🤖 AI Summary
This work proposes a novel paradigm for flexible conditional density estimation by modeling the cumulative distribution function (CDF) as the primary target instead of directly estimating the probability density function (PDF). Direct PDF modeling often suffers from ill-posedness and performance degradation under multimodal, asymmetric, or topologically complex distributions. By learning a smooth CDF and differentiating it to obtain the PDF, the approach effectively mitigates noise amplification. The authors introduce the Smooth Min-Max (SMM) neural network architecture, which combines differentiable smoothing operations with autoregressive decomposition to guarantee valid PDFs and enable multivariate modeling, facilitating approximate likelihood-based training. Experimental results demonstrate that the method consistently outperforms state-of-the-art approaches in both univariate and multivariate settings, achieving significantly improved estimation accuracy and numerical stability.
📝 Abstract
Conditional density estimation (CDE) is a fundamental task in machine learning that aims to model the full conditional law $\mathbb{P}(\mathbf{y} \mid \mathbf{x})$, beyond mere point prediction (e.g., mean, mode).
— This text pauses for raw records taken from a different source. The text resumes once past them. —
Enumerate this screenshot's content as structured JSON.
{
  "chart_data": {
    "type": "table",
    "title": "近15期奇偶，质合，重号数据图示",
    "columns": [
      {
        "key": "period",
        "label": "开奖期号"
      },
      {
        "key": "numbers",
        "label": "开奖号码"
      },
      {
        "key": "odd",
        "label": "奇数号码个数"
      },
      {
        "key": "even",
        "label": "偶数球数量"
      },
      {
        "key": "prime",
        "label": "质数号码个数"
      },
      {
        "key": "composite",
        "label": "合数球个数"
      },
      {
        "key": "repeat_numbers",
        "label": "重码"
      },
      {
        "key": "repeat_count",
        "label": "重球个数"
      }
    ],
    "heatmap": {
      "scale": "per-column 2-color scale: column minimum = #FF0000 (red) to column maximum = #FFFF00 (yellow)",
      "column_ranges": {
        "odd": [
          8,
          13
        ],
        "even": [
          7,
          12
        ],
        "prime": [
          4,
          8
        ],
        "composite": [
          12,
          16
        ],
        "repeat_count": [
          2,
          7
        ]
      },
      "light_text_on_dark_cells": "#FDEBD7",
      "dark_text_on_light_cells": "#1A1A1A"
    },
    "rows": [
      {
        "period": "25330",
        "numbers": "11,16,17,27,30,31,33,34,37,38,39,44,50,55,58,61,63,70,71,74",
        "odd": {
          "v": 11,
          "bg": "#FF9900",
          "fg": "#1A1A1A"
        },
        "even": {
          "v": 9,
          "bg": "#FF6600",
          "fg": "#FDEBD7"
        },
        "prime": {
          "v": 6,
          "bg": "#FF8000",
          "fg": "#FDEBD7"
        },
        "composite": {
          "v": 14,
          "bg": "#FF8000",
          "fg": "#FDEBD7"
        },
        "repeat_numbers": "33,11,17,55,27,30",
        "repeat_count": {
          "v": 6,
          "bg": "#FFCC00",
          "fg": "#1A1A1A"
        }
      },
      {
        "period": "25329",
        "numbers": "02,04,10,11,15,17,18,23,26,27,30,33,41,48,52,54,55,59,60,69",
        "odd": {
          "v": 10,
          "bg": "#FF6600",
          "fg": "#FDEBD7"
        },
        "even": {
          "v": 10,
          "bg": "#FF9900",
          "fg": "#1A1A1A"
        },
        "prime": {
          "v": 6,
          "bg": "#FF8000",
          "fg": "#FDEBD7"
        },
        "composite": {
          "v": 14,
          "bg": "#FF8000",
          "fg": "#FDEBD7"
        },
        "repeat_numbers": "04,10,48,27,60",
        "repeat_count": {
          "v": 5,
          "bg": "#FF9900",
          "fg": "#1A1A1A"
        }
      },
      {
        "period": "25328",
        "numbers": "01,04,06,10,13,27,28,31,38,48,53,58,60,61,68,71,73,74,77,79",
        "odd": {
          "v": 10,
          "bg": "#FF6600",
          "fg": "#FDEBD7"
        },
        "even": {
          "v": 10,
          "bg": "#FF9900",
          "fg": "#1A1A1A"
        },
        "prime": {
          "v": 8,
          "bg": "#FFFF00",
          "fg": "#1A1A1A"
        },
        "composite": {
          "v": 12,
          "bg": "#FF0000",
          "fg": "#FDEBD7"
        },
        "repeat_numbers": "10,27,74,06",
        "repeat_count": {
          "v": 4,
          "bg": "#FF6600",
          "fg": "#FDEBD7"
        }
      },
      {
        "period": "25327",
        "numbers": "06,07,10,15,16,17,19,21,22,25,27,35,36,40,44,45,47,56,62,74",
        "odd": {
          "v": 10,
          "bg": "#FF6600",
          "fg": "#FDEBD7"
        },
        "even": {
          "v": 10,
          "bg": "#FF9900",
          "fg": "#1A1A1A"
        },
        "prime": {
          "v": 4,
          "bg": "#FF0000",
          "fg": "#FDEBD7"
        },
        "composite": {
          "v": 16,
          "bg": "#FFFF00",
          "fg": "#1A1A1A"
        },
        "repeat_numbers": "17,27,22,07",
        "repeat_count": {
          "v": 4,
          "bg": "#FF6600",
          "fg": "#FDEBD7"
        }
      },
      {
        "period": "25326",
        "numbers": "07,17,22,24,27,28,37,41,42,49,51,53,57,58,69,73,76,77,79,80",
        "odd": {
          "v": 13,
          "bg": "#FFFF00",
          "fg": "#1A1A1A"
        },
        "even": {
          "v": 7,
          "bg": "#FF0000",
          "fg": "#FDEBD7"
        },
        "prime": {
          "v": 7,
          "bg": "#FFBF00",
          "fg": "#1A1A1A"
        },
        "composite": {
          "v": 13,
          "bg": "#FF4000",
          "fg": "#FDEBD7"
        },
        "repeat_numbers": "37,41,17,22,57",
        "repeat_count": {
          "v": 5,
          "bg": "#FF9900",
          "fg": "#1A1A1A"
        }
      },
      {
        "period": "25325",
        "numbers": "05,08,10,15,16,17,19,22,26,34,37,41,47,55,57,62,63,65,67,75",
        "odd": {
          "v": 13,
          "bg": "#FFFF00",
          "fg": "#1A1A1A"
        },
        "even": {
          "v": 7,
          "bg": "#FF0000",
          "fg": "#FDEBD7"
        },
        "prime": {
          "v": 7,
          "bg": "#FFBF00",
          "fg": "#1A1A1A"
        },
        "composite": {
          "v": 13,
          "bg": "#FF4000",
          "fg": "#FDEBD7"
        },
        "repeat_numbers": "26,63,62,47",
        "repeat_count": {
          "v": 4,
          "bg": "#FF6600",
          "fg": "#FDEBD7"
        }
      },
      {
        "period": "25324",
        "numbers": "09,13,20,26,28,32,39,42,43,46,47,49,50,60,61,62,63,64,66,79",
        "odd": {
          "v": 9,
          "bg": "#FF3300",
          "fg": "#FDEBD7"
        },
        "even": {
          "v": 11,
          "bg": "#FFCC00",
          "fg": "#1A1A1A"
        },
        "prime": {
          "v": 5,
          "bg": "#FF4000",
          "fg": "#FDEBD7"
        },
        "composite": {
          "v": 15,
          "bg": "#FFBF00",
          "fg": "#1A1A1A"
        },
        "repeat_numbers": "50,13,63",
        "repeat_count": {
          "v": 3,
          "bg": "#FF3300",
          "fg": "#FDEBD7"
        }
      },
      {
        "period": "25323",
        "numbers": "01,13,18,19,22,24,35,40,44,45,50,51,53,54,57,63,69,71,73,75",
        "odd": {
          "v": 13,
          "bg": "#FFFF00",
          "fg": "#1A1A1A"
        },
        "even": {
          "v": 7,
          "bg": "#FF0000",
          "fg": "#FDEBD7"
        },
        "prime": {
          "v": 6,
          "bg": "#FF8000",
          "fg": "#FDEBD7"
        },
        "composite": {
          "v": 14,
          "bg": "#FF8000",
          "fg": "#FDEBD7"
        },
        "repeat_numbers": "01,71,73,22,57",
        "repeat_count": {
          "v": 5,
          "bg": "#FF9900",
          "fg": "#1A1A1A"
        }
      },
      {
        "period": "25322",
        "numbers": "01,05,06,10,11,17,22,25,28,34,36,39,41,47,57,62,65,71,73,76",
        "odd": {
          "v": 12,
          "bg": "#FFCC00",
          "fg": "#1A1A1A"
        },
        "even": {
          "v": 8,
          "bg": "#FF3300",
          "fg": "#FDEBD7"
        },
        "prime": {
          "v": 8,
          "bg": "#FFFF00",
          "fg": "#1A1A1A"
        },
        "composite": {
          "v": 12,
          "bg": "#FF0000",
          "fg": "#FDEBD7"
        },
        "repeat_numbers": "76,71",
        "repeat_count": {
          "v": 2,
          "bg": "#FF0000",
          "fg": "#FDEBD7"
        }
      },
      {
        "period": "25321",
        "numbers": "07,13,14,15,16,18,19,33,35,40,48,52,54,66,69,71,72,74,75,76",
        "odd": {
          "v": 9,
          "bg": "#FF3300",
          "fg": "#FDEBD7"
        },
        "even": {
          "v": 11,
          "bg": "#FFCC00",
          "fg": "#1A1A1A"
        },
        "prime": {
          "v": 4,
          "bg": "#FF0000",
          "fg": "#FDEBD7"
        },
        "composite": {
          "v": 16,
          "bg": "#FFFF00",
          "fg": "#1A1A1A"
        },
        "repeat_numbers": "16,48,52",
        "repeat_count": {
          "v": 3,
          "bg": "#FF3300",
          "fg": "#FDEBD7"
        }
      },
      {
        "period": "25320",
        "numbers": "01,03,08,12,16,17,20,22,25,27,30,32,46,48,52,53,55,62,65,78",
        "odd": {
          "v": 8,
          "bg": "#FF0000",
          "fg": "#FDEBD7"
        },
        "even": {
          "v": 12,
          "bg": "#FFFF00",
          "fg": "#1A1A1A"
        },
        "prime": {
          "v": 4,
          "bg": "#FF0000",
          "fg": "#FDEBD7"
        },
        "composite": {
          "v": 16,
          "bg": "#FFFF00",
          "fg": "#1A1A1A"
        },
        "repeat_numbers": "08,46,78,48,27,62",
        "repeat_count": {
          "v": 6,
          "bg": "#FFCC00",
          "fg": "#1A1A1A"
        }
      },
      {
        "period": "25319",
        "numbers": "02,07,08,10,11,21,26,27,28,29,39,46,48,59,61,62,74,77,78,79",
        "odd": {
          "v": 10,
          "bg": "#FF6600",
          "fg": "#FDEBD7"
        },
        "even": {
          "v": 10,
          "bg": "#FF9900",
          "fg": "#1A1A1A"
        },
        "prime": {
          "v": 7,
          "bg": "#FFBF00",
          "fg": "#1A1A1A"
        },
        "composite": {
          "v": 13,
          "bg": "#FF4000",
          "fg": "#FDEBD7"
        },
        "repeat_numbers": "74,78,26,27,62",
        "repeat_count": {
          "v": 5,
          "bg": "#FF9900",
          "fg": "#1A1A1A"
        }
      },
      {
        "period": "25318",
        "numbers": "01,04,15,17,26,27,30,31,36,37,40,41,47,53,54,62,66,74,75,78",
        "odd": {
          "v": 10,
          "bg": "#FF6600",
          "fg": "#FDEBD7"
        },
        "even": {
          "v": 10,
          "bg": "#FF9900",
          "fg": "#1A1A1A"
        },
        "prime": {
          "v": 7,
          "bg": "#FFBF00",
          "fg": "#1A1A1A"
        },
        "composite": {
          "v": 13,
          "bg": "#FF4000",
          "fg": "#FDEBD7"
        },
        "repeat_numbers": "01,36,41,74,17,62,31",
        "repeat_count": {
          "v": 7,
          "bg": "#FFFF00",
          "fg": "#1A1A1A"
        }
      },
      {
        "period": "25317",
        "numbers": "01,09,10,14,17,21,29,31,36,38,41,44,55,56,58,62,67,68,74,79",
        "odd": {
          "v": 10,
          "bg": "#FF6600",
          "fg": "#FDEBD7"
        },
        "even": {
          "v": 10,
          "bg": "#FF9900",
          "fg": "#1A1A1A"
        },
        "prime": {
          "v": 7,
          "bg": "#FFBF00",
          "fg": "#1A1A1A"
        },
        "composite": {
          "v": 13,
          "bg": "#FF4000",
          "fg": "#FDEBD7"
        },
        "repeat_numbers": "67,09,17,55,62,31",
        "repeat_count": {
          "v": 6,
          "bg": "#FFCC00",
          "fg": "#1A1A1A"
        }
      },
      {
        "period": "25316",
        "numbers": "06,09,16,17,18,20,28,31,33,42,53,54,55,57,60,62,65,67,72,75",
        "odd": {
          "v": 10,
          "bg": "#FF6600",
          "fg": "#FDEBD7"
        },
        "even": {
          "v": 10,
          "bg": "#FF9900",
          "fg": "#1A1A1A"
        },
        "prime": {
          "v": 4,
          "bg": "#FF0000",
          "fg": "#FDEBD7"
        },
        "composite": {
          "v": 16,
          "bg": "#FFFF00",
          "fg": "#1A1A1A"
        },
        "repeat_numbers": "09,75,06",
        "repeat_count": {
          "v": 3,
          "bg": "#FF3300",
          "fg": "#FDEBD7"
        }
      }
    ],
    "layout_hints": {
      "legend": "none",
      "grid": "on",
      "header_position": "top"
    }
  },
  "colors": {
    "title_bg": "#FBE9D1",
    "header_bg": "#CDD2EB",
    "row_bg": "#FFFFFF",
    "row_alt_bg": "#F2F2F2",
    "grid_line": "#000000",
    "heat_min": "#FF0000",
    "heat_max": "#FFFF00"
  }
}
A core challenge is free-form density estimation, capturing distributions that exhibit multimodality, asymmetry, or topological complexity without restrictive assumptions. However, prevailing methods typically estimate the probability density function (PDF) directly, which is mathematically ill-posed: differentiating the empirical distribution amplifies random fluctuations inherent in finite datasets, necessitating strong inductive biases that limit expressivity and fail when violated. We propose a CDF-first framework that circumvents this issue by estimating the cumulative distribution function (CDF), a stable and well-posed target, and then recovering the PDF via differentiation of the learned smooth CDF. Parameterizing the CDF with a Smooth Min-Max (SMM) network, our framework guarantees valid PDFs by construction, enables tractable approximate likelihood training, and preserves complex distributional shapes. For multivariate outputs, we use an autoregressive decomposition with SMM factors. Experiments demonstrate our approach outperforms state-of-the-art density estimators on a range of univariate and multivariate tasks.